So it makes sense that one of the best works of comedy on the web is dedicated to nailing the medium that has bestowed fame and riches on Porter and others like her. Just as the satirical newspaper the Onion, with headlines such as "NBC News reverses earlier report of Gore's death", is the only trustworthy news source left, TVGoHome.com - with a font-perfect spoof of the Radio Times - provides our only accurate television listings.
Shunning the bland evasions of the mainstream listings press, the site documents what's really on our screens - the reality TV show Daily Mail Island, for example, in which volunteers are left as castaways without access to any form of media except the titular newspaper. (Week 24: "The villagers queue up to spit on a duck accused of flying in from a neighbouring island in order to beg for scraps of bread beside the pond.") Other familiar-sounding programmes include Police! Press Conference! Breakdown! and the pop history show Fuck! You Mean That Actually Happened?.
The most celebrated "show" in TVGoHome's fortnightly schedule is called Cunt. A docudrama centred on the life of one Nathan Barley, a moneyed, twentysomething, "upper-middle-class London media pissant", it is a minutely observed account of the people responsible for the daily bread of pop culture: insight-free clip shows, mockney gangster movies and, indeed, unfunny web comedy. Barley, the creation of Char- lie Brooker, a disgruntled Guardian writer, is an oblique attempt to account for these audiovisual atrocities, the sort of person the last boss of C4, Michael "Big Brother" Jackson, would applaud as the future of broadcasting - an overpriced skate shoe stamping on the face of humanity, for ever.
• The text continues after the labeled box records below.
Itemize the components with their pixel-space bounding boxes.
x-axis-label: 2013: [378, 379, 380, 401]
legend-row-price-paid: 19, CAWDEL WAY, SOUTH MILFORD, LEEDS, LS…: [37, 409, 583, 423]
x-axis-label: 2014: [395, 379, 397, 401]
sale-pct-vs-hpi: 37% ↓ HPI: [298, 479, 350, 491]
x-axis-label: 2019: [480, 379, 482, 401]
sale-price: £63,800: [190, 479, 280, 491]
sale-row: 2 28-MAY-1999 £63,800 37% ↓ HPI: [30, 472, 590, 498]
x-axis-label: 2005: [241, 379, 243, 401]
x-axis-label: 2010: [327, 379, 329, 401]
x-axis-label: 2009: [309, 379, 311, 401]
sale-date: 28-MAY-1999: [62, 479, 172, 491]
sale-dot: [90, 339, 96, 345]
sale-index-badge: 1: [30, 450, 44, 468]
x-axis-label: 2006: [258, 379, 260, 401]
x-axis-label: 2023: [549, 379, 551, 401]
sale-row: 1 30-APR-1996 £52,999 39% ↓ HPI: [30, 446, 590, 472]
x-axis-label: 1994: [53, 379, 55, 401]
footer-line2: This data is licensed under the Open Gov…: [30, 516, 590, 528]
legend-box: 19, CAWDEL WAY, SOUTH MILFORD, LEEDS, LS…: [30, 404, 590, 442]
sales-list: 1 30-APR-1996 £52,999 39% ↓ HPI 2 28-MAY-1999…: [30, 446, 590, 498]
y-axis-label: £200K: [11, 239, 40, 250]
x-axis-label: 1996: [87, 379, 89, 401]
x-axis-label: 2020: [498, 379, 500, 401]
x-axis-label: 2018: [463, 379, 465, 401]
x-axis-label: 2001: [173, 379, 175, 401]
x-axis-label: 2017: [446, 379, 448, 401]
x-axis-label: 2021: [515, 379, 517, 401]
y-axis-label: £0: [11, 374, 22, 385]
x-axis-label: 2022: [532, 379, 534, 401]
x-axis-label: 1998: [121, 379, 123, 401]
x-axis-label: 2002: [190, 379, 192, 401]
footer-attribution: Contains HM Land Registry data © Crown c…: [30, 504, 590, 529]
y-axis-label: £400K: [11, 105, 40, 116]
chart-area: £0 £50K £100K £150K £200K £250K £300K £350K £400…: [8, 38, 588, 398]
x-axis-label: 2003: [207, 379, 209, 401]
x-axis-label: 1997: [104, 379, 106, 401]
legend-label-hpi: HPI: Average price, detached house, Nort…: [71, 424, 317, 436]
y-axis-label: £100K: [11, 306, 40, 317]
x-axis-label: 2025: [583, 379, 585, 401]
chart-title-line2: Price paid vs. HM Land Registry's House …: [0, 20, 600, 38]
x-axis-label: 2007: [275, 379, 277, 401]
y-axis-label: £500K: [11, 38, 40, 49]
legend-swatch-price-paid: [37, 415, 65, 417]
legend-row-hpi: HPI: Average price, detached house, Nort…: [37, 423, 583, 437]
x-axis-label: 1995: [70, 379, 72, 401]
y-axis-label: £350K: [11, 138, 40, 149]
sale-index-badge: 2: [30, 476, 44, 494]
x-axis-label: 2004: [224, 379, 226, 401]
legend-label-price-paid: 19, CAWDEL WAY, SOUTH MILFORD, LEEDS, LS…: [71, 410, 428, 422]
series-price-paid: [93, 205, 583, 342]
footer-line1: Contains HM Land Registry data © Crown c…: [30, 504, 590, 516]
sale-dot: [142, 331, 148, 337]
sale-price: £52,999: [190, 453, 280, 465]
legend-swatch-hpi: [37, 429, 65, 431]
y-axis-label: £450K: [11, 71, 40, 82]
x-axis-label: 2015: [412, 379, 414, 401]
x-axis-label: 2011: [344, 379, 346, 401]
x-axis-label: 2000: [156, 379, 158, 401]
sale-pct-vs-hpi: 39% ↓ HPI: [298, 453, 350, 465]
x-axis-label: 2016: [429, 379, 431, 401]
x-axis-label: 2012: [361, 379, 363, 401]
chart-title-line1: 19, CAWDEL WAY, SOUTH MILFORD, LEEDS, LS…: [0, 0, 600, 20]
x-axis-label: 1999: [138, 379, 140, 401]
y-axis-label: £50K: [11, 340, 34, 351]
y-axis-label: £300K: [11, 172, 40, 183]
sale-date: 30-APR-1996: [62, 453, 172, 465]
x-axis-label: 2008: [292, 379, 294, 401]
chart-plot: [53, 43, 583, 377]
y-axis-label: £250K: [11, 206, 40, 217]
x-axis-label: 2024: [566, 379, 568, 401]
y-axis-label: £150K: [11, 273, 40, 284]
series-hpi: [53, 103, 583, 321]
The site has been made popular by word of mouth (or, at least, by its more sophisticated web equivalent), and has now turned into a spin-off book and, "ironically", a TV show.
The book comes under the vexed bookshop sign of "Humour", not entirely comfortable among the volumes of side-splitting George Dubbya quotes and sundry copies of Colemanballs. There was a promise on the original website for a volume to place alongside other pop-satirical masterpieces such as 1066 and All That and Molesworth, but this edition doesn't quite keep it. The problem is not the consistently excellent material - it's the generic, humour-section format.
As with the TV show, the site's viscous anger towards new Labour television, and the coked-up knob-hounds who make it (concentrated into fortnightly angry loner bulletins in the original format), is dissipated by the new moulds into which it has been poured. An astute media commentator, Brooker has long been amusingly wary of the perils of the mainstream - the recent inclusion of "blatant spams" in his e-mails to subscribers have been accompanied with knowingly needless apologies. And while the book and the show add little to his achievement on the web, it would be churlish to deny TVGoHome its time in the sun.